El viernes, en el tablero de la Secretaría General de la Corte Suprema de Justicia, apareció colgado el edicto No. 1,237. Pocas líneas, pero con un efecto inmediato: sellaba el destino de tres de los reos más peligrosos del sistema penitenciario panameño, confirmando que su lugar es la cárcel que el Servicio Nacional Aeronaval (Senan) mantiene en la isla de Coiba.
El Pleno de la Corte, con las firmas de la magistrada Ariadne Maribel Angulo y el respaldo unánime de los ocho magistrados restantes, resolvió que el traslado de Carlos Mosquera, Renee Torrenegra y Gerónimo Richards Nesfield fue legal. La escena lo dice todo: nueve togas, un solo criterio, ninguna disidencia.
El fallo respondía a un recurso de habeas corpus presentado por el abogado Valentín Jaén, quien alegaba que el encierro en Coiba vulneraba los derechos humanos de los internos, al no tener acceso directo a sus abogados ni a visitas familiares. La Corte no lo vio así. Los magistrados concluyeron que el traslado no implica falta de inmediación en los procesos judiciales, ni ausencia de alimentación balanceada o atención médica, ni impide las visitas de los parientes.
«Mal podría decirse que llevarlos a Coiba constituye una vulneración a las condiciones de privación de libertad, afectando el derecho a la vida, la integridad personal, la dignidad humana o su derecho a la defensa», sostiene el fallo. Tampoco encontró evidencia de que el traslado suponga un peligro para la integridad física, mental o moral de los reos.
Los tres nombres detrás del fallo no son menores. Mosquera fue detenido en enero de 2024 durante la operación Alpes, acusado de liderar una red dedicada al tráfico de drogas que operaba en las provincias de Panamá, Coclé, Herrera y Veraguas. Según las autoridades, manejó durante años una estructura que introducía droga al país para enviarla después, en contenedores, hacia Europa y Estados Unidos.
Torrenegra fue condenado en 2017 a 77 meses de prisión por pandillerismo, como parte de la banda Kill The Nasty, que operaba en la calle 17 de Río Abajo. La investigación en su contra había arrancado en 2013, tras denuncias sobre las actividades del grupo. Richards, por su parte, cumple una condena de 18 años por el homicidio de un agente de seguridad durante el asalto a un camión de la empresa Brinks, en Herrera, en 2006.
Los tres estaban antes recluidos en el centro penitenciario de la isla de Punta Coco.
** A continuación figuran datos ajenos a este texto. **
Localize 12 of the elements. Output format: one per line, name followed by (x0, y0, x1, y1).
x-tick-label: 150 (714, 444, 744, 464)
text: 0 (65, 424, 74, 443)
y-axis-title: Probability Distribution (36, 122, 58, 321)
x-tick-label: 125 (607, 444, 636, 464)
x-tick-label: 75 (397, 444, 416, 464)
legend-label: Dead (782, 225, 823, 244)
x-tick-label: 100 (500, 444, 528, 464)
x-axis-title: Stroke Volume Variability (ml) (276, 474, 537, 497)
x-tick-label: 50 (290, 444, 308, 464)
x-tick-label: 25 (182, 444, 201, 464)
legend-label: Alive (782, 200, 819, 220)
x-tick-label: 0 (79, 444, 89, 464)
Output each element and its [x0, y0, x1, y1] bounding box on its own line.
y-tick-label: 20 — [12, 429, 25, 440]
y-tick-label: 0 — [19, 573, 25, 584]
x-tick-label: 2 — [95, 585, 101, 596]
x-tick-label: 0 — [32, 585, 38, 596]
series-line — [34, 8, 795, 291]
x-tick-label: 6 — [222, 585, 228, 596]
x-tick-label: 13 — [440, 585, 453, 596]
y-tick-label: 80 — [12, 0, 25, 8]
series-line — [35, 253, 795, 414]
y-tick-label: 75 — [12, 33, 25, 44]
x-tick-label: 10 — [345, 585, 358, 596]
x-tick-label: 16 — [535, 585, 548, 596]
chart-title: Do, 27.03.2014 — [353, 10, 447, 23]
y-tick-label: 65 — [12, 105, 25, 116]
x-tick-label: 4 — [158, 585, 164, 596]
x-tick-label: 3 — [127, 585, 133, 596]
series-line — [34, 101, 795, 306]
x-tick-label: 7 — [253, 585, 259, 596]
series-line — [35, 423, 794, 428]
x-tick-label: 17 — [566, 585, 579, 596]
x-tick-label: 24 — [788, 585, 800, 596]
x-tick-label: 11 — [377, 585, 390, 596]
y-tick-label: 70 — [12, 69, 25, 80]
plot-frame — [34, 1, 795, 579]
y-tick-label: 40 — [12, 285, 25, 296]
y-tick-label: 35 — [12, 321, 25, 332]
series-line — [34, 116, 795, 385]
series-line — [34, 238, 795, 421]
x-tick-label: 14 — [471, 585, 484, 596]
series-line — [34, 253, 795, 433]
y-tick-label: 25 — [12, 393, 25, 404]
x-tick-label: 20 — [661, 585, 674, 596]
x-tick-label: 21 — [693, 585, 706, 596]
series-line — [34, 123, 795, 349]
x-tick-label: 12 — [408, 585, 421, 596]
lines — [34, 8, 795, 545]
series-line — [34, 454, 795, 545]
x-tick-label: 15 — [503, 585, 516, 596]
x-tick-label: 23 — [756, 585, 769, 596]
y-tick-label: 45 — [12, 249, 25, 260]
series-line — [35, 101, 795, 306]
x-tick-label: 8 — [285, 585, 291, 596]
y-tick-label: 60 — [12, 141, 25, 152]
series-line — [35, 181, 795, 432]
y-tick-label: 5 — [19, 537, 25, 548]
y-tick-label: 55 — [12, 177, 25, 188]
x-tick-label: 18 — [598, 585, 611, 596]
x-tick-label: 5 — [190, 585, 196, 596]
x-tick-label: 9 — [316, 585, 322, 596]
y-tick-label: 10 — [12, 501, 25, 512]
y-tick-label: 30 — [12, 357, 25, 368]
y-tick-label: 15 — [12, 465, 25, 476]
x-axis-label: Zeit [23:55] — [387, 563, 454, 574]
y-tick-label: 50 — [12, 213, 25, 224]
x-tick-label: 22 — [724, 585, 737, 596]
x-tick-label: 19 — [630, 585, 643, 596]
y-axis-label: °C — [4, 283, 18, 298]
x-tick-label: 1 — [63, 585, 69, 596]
En junio de este año, el Ministerio de Seguridad ordenó el traslado de todos los internos de ese penal hacia la base del Senan en Coiba. La decisión no fue aislada: entre los trasladados figuran otros nombres que ilustran el peso criminal que la isla ahora concentra.
Juan Vicente Blandford, alias Juncin, fue detenido y condenado en 2022 durante la operación Piedra Negra, que desarticuló una red dedicada a la contaminación de contenedores; cumple una condena de 156 meses. También está José Cossio, señalado por las autoridades como uno de los cabecillas de la pandilla Calor Calor, quien en 2022 había sido liberado de manera irregular por el entonces juez Gerardo Ríos, según las propias autoridades.
Héctor Moisés Barberena, alias Moisés, mantiene una condena de 10 años por blanqueo de capitales y tráfico de drogas. Eduardo Macea, alias Marshall, fue condenado a 15 años por tenencia ilegal de armas de fuego y tráfico de drogas. Todos comparten hoy el mismo domicilio forzoso: la isla que el Senan controla frente a las costas de Veraguas.
Para entender el presente hay que volver a ese expediente de Punta Coco, un penal que durante años concentró a figuras del crimen organizado sin que el Estado lograra impedir episodios como la liberación irregular de Cossio. El desenlace de esta historia —un fallo unánime de la Corte Suprema respaldando el traslado a un centro de mayor control operado por el Senan— envía una señal que trasciende a los tres reos nombrados en el edicto.
Los detalles cuentan la historia de un Estado que, tras años de fugas, liberaciones irregulares y jueces señalados por sus propias decisiones, decide blindar jurídicamente la reclusión de quienes considera de alta peligrosidad. Para un país que necesita mostrar a inversionistas y socios comerciales que sus instituciones funcionan y que el crimen organizado no dicta las reglas del sistema penitenciario, un fallo unánime del máximo tribunal a favor del orden pesa más que cualquier comunicado oficial. La seguridad jurídica, al final, también se construye isla por isla, celda por celda.